Pinjaman ini untuk membiayai kembali utang sebelumnya dari Credit Suisse US$152,75 juta dan juga utang dari PMA Capital Management Ltd.
Perjanjian pinjaman tersebut mensyaratkan agar Energi Mega meningkatkan ekuitas melalui penerbitan saham baru dalam modal perusahaan minimal US$150 juta sebelum 30 Juni 2009. Namun, syarat itu tertunda karena kondisi pasar saham yang kurang kondusif.
Bakrie Plantations juga menyiapkan rencana rights issue, salah satunya untuk membiayai akuisisi perusahaan sawit dan oleokimia Domba Mas senilai Rp8 triliun.
"Pasar sebelumnya menduga Bakrie & Brothers akan rights issue. Jika emisi obligasi itu dilaksanakan, dampaknya bisa lebih positif terhadap harga saham karena tidak mendilusi kepemilikan," ujar satu manajer investasi lokal.
Obligasi Bumi
Dalam perkembangan yang lain, Bumi akhirnya memastikan rencana penerbitan obligasinya senilai minimal US$500 juta. Surat utang senior berjaminan itu akan diterbitkan Bumi melalui Bumi Capital Pte, anak usaha dengan kepemilikan penuh.
Perseroan memperoleh peringkat utang jangka panjang korporasi BB dari Standard & Poor's Ratings Services dan Ba3 dari Moody's Investors Service, keduanya dengan prospek stabil.
Perusahaan pertambangan batu bara terbesar nasional itu mengindikasikan untuk meningkatkan nilai emisi jika permintaan investor terhadap surat utang tersebut membeludak. Bumi dikabarkan telah menunjuk Credit Suisse dan Deutsche Bank untuk menangani penerbitan obligasi ini.
Sebagai perbandingan, dengan berbekal peringkat Ba1 dari Moody's dan BB+ dari Fitch Ratings, PT Adaro Indonesia, anak usaha PT Adaro Energy Tbk, bulan lalu menerbitkan obligasi US$800 juta dengan imbal hasil 7,625%.
PT Indika Energy Tbk menerbitkan obligasi US$230 juta menetapkan imbal hasil sebesar 9,75% setelah mendapat peringkat B2 dari Moody's dan B+ dari Fitch.
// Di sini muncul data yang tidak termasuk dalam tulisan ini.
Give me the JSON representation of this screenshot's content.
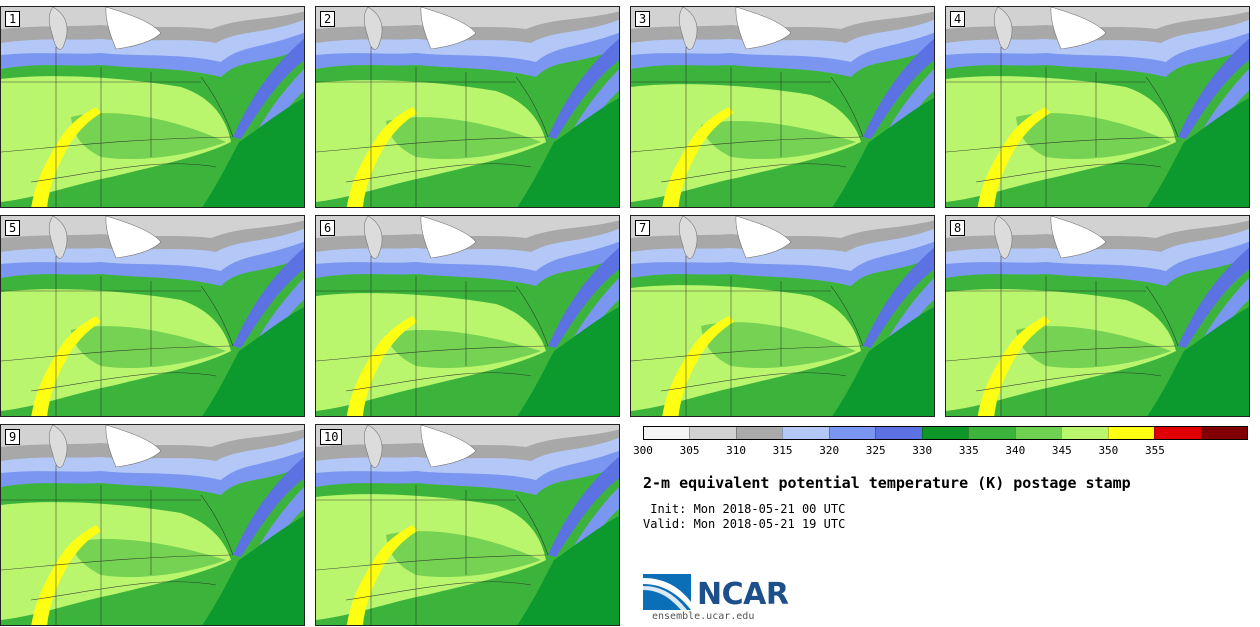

Obligasi PT Bukit Makmur Mandiri Utama dengan peringkat Ba2 memberikan imbal hasil 11,75%.
Head of Debt Research PT Danareksa Sekuritas Budi Susanto mengatakan perbedaan satu level peringkat obligasi bisa mengakibatkan perbedaan imbal hasil surat utang berkisar 25 basis poin-50 basis poin.
"Kisaran tersebut bisa berubah atau bertambah lebar jika kondisi tidak normal, misalnya kondisi ekonomi atau bisnis memburuk," tuturnya.
Jika menggunakan patokan obligasi Adaro dengan peringkat Ba1, berarti obligasi Bumi yang dua level di bawahnya bisa memberikan indikasi imbal hasil 8,125%-8,625%.
Seorang bankir investasi asing menambahkan kondisi pasar obligasi global cukup berat untuk penerbitan obligasi korporasi. "Kalaupun bisa, imbal hasilnya akan mahal. Itu karena banyak perusahaan global yang membanjiri pasar dengan surat utang," tuturnya. (pudji.lestari@bisnis.co.id/wisnu. wijaya@bisnis.co.id)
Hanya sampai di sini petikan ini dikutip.